Create a new backend class inheriting from TrtllmAttention (or VanillaAttention if appropriate) in tensorrt_llm/_torch/attention_backend/sparse/. Override one or both prediction methods.

sparse_kv_predict(self, q, k, metadata, **kwargs)

  • Behavior: return the indices of tokens to retain in the KV cache.

  • Outputs:

    • sparse_kv_indices: shape (nHeads, nTokens) — token indices on the sequence dimension, where nHeads is the number of KV heads and nTokens is the total selected tokens across the batch.

    • sparse_kv_offsets: shape (nBatch + 1) — sample boundaries; the indices for head h and sample n are sparse_kv_indices[h, sparse_kv_offsets[n]:sparse_kv_offsets[n+1]].

  • Constraint: indices must be sorted so the post-attention in-place gather (updateSparseKvCacheAfterFmha) is safe. The sort cost buys compatibility with chunked prefill and similar features.

sparse_attn_predict(self, q, k, metadata, **kwargs)

  • Behavior: return the sparse indices used by the generation-phase attention computation.

  • Outputs:

    • sparse_attn_indices: shape (nHeads, nBlocks) — block indices on the KV sequence dimension. Block size is set by the algorithm via sparse_attn_indices_block_size (arbitrary value supported).

    • sparse_attn_offsets: shape (nBatch + 1) — same semantics as above.

  • Constraint: today only page-level granularity is supported for MQA/GQA sparse computation, and the generation-phase path uses TRTLLM-GEN kernels (NVIDIA Blackwell SM 100+).

Prediction is on the critical path and can dominate latency in low-latency scenarios. Plan for custom kernels (Triton or CUDA) rather than relying on generic PyTorch ops.

3. Auxiliary memory#

If the algorithm needs extra tensors beyond the main KV cache:

  • KVCacheManagerV2 (preferred for new algorithms): define a per-layer AttentionLayerConfig and a BufferConfig for the auxiliary buffer; the V2 manager groups layers by lifecycle and coalesces buffers automatically. No C++ changes required.

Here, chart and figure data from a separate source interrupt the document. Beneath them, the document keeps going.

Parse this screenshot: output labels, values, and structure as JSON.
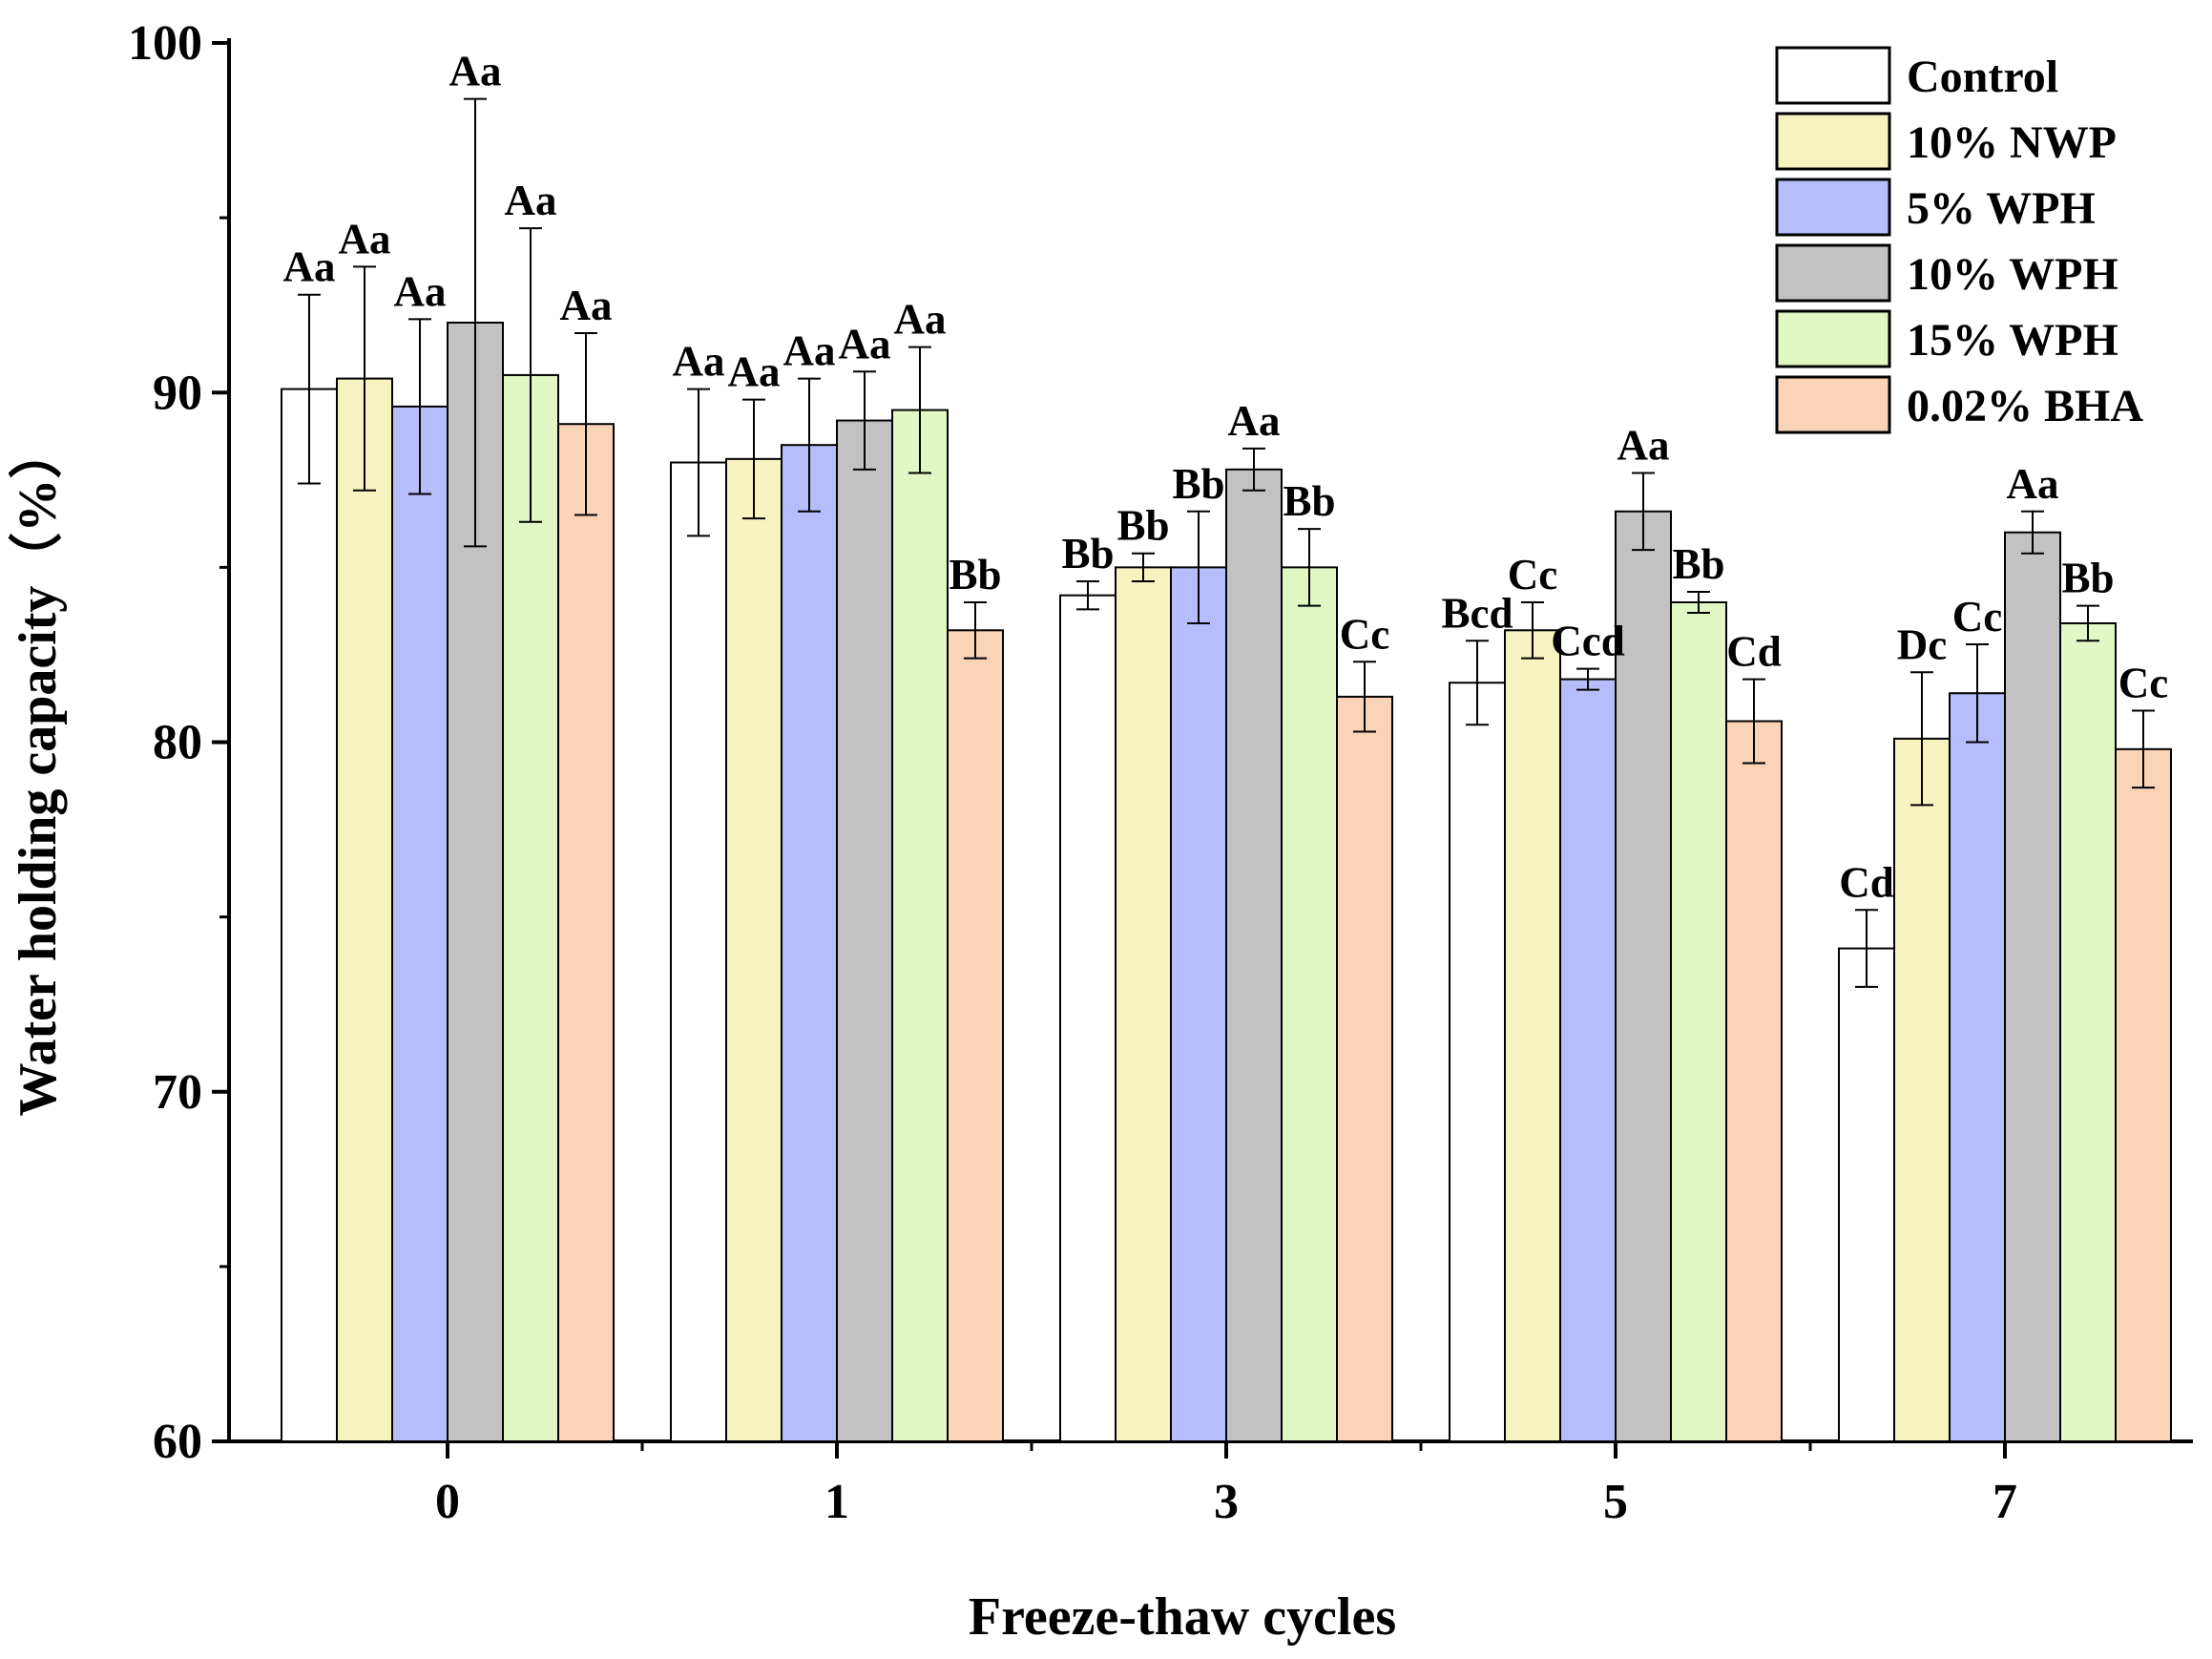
{
  "chart_data": {
    "type": "bar",
    "title": "",
    "xlabel": "Freeze-thaw cycles",
    "ylabel": "Water holding capacity（%）",
    "ylim": [
      60,
      100
    ],
    "yticks": [
      "60",
      "70",
      "80",
      "90",
      "100"
    ],
    "categories": [
      "0",
      "1",
      "3",
      "5",
      "7"
    ],
    "legend_position": "top-right",
    "series": [
      {
        "name": "Control",
        "color": "#ffffff",
        "values": [
          90.1,
          88.0,
          84.2,
          81.7,
          74.1
        ],
        "errors": [
          2.7,
          2.1,
          0.4,
          1.2,
          1.1
        ],
        "labels": [
          "Aa",
          "Aa",
          "Bb",
          "Bcd",
          "Cd"
        ]
      },
      {
        "name": "10% NWP",
        "color": "#f7f3c0",
        "values": [
          90.4,
          88.1,
          85.0,
          83.2,
          80.1
        ],
        "errors": [
          3.2,
          1.7,
          0.4,
          0.8,
          1.9
        ],
        "labels": [
          "Aa",
          "Aa",
          "Bb",
          "Cc",
          "Dc"
        ]
      },
      {
        "name": "5% WPH",
        "color": "#b6bdfb",
        "values": [
          89.6,
          88.5,
          85.0,
          81.8,
          81.4
        ],
        "errors": [
          2.5,
          1.9,
          1.6,
          0.3,
          1.4
        ],
        "labels": [
          "Aa",
          "Aa",
          "Bb",
          "Ccd",
          "Cc"
        ]
      },
      {
        "name": "10% WPH",
        "color": "#c2c2c2",
        "values": [
          92.0,
          89.2,
          87.8,
          86.6,
          86.0
        ],
        "errors": [
          6.4,
          1.4,
          0.6,
          1.1,
          0.6
        ],
        "labels": [
          "Aa",
          "Aa",
          "Aa",
          "Aa",
          "Aa"
        ]
      },
      {
        "name": "15% WPH",
        "color": "#e2f8c4",
        "values": [
          90.5,
          89.5,
          85.0,
          84.0,
          83.4
        ],
        "errors": [
          4.2,
          1.8,
          1.1,
          0.3,
          0.5
        ],
        "labels": [
          "Aa",
          "Aa",
          "Bb",
          "Bb",
          "Bb"
        ]
      },
      {
        "name": "0.02% BHA",
        "color": "#fbd3b6",
        "values": [
          89.1,
          83.2,
          81.3,
          80.6,
          79.8
        ],
        "errors": [
          2.6,
          0.8,
          1.0,
          1.2,
          1.1
        ],
        "labels": [
          "Aa",
          "Bb",
          "Cc",
          "Cd",
          "Cc"
        ]
      }
    ]
  }
}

  • Python-level custom manager (legacy KVCacheManager): subclass KVCacheManager, reuse BlockManager for the auxiliary pool, and override get_cache_size_per_token / get_cache_bytes_per_token so the runtime allocates enough GPU memory, plus add_dummy_requests / prepare_resources so the pool gets the right resources at request time. Easier to iterate; no KV cache reuse or disagg-serving.

  • C++ integrated manager: extend the C++ KVCacheManager itself. Required for advanced features (KV cache reuse, disaggregated serving). Significantly higher implementation cost.

4. Registration and dispatch#

  • Register the new config + backend in tensorrt_llm/_torch/attention_backend/sparse/utils.py and tensorrt_llm/_torch/pyexecutor/_util.py so the runtime routes requests to your backend when the config is present.

  • If your algorithm exposes new C++ parameters, plumb them through cpp/tensorrt_llm/thop/attentionOp.cpp and cpp/tensorrt_llm/kernels/sparseAttentionKernels.h.

Kernel-level sparse attention#

Kernel-level algorithms reuse the same sparse_attention_config selection but bypass the prediction and memory-management hooks entirely. Implementation lives inside the attention kernel; the only framework wiring is:

  • A new config subclass with its own algorithm discriminator.

  • A lowered SparseParams object that carries the resolved kernel settings.

  • A switch inside the attention backend (e.g., _torch/attention_backend/trtllm_gen.py) that reads the lowered params and enables the kernel-side fast path.

Skip Softmax Attention follows this pattern — see the BLASST tech blog for the kernel-side specifics.

Roadmap#

  • Sparse computation in context phase for MQA/MHA/GQA — extend framework coverage to context-phase sparse compute.

  • Dynamic eviction in generation phase — exploring block-level eviction as a compromise that keeps KV cache flexibility manageable.

  • Unified auxiliary memory management — let custom auxiliary pools inherit KV-cache features (reuse, offloading) by default.

  • Code refactoring — as more algorithms land, unify the framework-level scaffolding for maintainability.